Latency is quite low: about 1 millisecond. This is quite good, especially since we didn’t tune the consumer/producer that we are using (we used the default values for the buffer sizes, timeouts, etc.), and this gives us a baseline for what we can expect from other libraries and frameworks.

Results with Kafka Streams

Let’s now measure the performance of the Kafka Streams application we built in part 6:

Latency: 0
Latency: 0
Latency: 0
Latency: 0
Latency: 0
Latency: 0
Key 'Molly Dietrich' not found in timestamp map
Key 'Enola Kiehn' not found in timestamp map
Latency: 0
Latency: 0

Latency is almost always less than one millisecond, and we also have missed lookups, meaning we’re not reading fast enough from the input topic.

Kafka Streams is faster than a simple application built with the Java client.

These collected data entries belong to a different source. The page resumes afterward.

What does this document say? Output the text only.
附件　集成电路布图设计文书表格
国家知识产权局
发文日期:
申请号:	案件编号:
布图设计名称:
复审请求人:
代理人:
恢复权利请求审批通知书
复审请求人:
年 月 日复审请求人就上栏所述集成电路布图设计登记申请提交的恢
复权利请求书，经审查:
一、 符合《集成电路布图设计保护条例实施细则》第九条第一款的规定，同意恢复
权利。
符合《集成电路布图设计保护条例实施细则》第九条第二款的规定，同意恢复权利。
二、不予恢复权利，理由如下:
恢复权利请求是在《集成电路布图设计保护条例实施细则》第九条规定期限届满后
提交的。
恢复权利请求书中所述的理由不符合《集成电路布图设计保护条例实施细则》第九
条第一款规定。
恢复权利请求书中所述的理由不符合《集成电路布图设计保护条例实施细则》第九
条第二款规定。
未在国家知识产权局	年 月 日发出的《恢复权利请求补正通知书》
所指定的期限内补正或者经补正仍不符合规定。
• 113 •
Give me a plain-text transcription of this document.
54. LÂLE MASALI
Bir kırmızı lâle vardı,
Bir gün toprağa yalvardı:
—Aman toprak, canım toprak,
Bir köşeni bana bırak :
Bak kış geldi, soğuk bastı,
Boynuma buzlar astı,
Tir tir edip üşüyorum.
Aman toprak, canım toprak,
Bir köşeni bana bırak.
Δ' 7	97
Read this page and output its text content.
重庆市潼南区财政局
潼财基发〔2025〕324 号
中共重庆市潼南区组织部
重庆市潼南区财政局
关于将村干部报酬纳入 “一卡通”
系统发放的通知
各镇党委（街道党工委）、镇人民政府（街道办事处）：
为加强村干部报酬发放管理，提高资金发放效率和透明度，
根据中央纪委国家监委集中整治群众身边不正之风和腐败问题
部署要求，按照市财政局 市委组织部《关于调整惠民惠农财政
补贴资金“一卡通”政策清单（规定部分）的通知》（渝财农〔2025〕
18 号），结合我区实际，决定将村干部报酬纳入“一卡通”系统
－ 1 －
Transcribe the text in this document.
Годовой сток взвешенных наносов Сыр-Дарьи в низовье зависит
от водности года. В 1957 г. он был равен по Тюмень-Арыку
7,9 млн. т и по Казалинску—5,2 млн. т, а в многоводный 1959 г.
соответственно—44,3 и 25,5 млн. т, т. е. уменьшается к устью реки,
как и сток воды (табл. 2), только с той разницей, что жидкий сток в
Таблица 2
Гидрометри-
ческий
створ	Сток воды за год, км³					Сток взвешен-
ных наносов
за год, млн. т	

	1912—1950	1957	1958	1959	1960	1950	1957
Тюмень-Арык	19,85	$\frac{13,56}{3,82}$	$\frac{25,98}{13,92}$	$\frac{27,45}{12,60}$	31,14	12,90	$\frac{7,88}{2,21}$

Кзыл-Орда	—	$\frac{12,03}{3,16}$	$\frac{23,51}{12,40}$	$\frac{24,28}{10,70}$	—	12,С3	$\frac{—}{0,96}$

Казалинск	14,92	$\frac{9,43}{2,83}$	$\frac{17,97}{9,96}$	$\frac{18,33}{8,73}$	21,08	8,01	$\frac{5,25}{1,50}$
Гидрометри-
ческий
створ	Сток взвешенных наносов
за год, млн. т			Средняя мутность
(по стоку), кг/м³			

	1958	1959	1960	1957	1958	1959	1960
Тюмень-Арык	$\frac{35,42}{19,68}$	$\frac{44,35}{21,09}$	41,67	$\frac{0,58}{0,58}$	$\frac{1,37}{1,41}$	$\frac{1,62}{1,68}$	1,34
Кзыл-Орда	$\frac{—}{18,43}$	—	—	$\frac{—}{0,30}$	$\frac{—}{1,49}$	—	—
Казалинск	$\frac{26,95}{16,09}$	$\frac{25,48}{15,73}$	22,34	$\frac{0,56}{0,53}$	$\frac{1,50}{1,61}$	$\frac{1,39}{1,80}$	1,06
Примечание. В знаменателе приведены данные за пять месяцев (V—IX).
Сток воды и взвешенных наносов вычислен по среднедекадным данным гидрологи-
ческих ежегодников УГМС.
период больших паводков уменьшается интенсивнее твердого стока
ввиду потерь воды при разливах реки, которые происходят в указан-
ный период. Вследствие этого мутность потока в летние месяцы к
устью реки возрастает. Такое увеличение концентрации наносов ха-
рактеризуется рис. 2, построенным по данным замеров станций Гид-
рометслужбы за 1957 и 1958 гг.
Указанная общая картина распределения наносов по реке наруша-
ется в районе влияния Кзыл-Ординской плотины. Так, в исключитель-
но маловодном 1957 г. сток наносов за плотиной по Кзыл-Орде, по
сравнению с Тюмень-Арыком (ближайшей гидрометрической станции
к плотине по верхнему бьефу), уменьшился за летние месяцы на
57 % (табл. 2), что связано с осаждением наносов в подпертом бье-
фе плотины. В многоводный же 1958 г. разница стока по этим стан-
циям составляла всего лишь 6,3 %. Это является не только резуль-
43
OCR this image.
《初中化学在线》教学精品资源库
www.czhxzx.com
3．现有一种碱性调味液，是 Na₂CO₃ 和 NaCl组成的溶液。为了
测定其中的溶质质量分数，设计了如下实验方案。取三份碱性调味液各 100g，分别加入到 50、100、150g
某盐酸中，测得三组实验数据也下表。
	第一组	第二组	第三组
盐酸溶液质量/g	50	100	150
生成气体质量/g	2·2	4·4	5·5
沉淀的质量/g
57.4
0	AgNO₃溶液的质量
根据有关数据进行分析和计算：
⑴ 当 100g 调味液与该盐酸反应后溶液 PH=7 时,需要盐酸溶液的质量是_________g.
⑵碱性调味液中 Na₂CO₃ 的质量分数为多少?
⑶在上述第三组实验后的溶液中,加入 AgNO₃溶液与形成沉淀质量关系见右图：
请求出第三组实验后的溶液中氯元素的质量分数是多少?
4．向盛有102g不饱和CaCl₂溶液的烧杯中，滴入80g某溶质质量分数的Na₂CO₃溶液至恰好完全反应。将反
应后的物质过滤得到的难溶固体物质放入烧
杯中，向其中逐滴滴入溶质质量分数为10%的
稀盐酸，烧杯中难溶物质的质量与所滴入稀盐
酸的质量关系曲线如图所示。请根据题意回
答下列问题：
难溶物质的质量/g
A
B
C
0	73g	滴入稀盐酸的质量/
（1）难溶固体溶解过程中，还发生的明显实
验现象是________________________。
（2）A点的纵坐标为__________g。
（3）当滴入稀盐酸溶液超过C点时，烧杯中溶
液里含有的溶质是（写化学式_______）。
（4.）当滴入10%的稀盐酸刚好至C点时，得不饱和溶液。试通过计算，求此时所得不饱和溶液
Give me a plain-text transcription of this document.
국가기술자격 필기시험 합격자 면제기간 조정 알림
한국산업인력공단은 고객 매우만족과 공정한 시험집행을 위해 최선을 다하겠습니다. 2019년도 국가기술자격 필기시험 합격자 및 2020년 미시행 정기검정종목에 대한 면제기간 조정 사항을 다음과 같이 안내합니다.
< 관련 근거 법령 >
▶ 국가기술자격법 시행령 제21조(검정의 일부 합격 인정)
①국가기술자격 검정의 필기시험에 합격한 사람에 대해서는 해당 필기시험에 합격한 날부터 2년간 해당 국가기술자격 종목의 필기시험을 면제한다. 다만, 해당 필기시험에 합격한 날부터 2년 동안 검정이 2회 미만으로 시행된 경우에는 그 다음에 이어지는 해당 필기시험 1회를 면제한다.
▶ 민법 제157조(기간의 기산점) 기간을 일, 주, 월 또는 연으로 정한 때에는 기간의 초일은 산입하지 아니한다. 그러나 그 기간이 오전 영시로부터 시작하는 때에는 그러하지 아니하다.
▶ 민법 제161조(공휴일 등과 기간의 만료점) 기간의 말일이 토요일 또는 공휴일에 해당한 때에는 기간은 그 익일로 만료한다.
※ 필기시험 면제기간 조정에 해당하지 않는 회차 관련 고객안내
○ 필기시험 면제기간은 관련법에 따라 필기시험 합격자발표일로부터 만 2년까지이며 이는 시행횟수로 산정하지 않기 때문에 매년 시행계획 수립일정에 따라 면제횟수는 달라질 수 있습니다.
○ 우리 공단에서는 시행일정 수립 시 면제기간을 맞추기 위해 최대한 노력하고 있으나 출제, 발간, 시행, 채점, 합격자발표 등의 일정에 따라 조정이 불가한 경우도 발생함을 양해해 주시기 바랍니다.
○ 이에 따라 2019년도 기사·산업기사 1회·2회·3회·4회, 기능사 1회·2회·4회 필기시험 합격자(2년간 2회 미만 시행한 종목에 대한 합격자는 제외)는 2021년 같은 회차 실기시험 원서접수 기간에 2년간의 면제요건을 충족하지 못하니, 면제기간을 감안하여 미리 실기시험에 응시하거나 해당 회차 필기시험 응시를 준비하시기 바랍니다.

The default settings of the consumer and producer are probably tuned to provide better latency.

Results with Spark Structured Streaming

Now, let’s look at how the Spark Structured Streaming application we created in part 8 performs:

Latency: 223
Latency: 219
Latency: 215
Latency: 207
Latency: 202
Latency: 191
Latency: 188
Latency: 184
Latency: 448
Latency: 375

Latency is much higher here, and it oscillates heavily: it sometimes goes down to 60-70 milliseconds, but also goes up to 0.5 second. This is multiple orders of magnitude higher than what the Java client and Kafka Streams provide. I was saying in the previous post that Spark is throughput-oriented, not latency-oriented, and this is a confirmation.

Such latency can be a problem on some projects, in particular when the data pipeline is made of multiple microservices that are chained together, ending up in the total latency of the pipeline being higher than one second.

Spark with Continuous processing

Databricks - the company behind Spark - realized that Spark was not competitive for low-latency use cases, so they decided to address this problem by introducing a new processing mode: continuous processing.

Continuous processing is an experimental feature of Spark 2.3 and offers low latency processing of messages, provided no aggregation function is used. You can read more about Continuous processing in this blog post by Databricks and in the documentation.

Continuous processing can be enabled very easily by setting a trigger on the query:

val kafkaOutput = resDf.writeStream
  .format("kafka")
  ...
  .trigger(Trigger.Continuous("1 second"))
  .start()

Here, we are requiring the query to be processed continuously with a checkpoint interval of 1 second.

Let’s see the results:

Latency: 2
Latency: 1
Latency: 1
Latency: 1
Latency: 2
Latency: 3
Latency: 6
Latency: 2
Latency: 1
Latency: 3

Latency is much closer to what the Java client and Kafka Streams have to offer, which is a major improvement over Spark’s normal execution mode. This comes at the cost of not being able to perform aggregations, and by a lower processing guarantee: at-least-once, versus exactly-once with Spark’s microbatches, but keep in mind this is only the processing guarantee, not the delivery guarantee, so this may not be a big problem in its own.

Conclusions

Depending on your use case, low-latency can be a critical requirement for a processing technology. Kafka’s Java client and Kafka Streams provide millisecond latency out-of-the-box, which make them great to build data pipelines with multiple microservices than consume from Kafka and produce to other Kafka topics.

Spark is a different animal. Many developers who use Spark for batch processing find that Spark Structured Streaming can be a natural fit for processing streaming data. This post shows that Spark may not be adequate for low-latency processing unless you enable the experimental continuous processing mode. If you do enable this mode, you lose the ability to perform aggregations, which is probably the most valuable feature of Spark, hence quite a downside.

Make sure you keep all of this in mind when you choose a technology to process messages from Kafka!

The code of this tutorial can be found here.